Действительно, это был он. Узнав от Софьи Фоминишны, что рати двинулись на вятскую землю, он на ямских помчался прямо к Хлынову, платя на ямах ямским старостам и ямщикам бешеные деньги, чтоб только поспеть вовремя, пока его родной город еще не обложен. Но он опоздал. Хлынов был уже обложен. Тогда он ночью и поджег приготовленную для осады Хлынова бересту... Пойманного вели к виселице. Старик не сопротивлялся, шел бодро. Увидав на стене городских вождей, он закричал Оникиеву:
— Иванушка и вы, детушки! Добейте челом! Не губите града, не проливайте кровь хрестьянскую неповинную!
Когда шею его вдели в петлю и потянули вверх веревку, он продолжал кричать:
— Добейте челом, детушки! Добейте!
Так кончил жизнь хлыновский Лаокоон. Стоявшая с прочими на стене Оня судорожно рыдала.
К стене подошел бирюч от московских вождей и затрубил в рожок.
Все стихло на стенах города.
— Повелением государя и великаго князя Ивана Васильевича всеа Руси вещаю граду Хлынову: добейте челом великому государю за свою грубость и целуйте на том крест святый!
— Сей же час вышлем челобитника добить челом государю и крест святый целовать за весь град Хлынов, — отвечал со стены Оникиев.
Скоро городские ворота растворились, и из них вышли поп Ермил с распятием и Исуп Глазатый с тяжелым мехом золотых поминок.
— Как же я крестное-то целование сломаю, батька? — шептал Глазатый.
— Не сломаешь, Исупушко, — успокоительно отвечал отец Ермил, — коли бы ты целовал ихний крест у ихниго попа, тебе бы грех было поломать крестное целование, а ты поцелуешь наш крест, и я с тебя потом сниму то целование, и твое целование будет не в целование.

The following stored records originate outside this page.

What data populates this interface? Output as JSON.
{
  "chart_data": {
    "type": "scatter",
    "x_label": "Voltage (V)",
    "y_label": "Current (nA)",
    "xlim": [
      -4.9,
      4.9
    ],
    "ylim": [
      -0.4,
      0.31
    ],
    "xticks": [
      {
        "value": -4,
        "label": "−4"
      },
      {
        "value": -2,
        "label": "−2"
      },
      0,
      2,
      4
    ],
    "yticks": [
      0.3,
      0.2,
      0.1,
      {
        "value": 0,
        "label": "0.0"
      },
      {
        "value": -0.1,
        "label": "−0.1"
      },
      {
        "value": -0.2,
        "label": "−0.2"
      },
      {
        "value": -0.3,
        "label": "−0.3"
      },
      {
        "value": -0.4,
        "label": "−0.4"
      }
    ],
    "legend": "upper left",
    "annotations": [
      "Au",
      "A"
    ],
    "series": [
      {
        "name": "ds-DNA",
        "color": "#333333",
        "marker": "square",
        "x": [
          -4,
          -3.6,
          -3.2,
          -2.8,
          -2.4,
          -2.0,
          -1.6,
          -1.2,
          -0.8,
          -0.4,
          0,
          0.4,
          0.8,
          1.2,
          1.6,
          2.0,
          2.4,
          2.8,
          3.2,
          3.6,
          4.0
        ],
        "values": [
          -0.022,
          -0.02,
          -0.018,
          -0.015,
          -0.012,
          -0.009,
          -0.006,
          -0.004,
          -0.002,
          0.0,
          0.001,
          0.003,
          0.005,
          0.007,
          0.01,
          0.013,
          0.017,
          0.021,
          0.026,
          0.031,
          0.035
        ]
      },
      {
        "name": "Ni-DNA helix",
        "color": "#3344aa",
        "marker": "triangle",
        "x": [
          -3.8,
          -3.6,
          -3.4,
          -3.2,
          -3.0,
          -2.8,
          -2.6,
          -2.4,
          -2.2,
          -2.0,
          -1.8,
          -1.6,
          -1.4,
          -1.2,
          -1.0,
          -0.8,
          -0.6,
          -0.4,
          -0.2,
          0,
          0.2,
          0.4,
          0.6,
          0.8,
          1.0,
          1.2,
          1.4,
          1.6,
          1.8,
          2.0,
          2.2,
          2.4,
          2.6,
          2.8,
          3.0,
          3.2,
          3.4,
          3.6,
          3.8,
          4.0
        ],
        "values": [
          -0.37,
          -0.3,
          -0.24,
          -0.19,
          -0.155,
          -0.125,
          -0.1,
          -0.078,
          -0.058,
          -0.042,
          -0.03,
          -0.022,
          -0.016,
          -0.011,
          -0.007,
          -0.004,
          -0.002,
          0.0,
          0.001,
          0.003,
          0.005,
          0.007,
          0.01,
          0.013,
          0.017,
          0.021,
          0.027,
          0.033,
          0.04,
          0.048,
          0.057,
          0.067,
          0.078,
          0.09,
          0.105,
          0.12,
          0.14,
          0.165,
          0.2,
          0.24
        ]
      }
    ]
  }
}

Это казуистическое толкование отца Ермила успокоило Глазатаго, не очень-то сильного в догматике.
Навстречу им вышли князь Щенятев и боярин Морозов со своим стремянным.
— Целуй крест от града Хлынова и от всей вятской земли и добей челом великому государю, — сказал князь Щенятев.
— Бью челом и целую крест на всей воле государевой, — проговорил Глазатый, целуя распятие, — а тут наши «поминки»...
И он раскрыл мех, чтобы показать, что там золото.
— Примай «поминки», — сказал Морозов своему стремянному.
Тот, с трудом, кряхтя, поднял тяжелый мех, набитый золотом.
— Теперь осаду сымете с города? — спросил Глазатый.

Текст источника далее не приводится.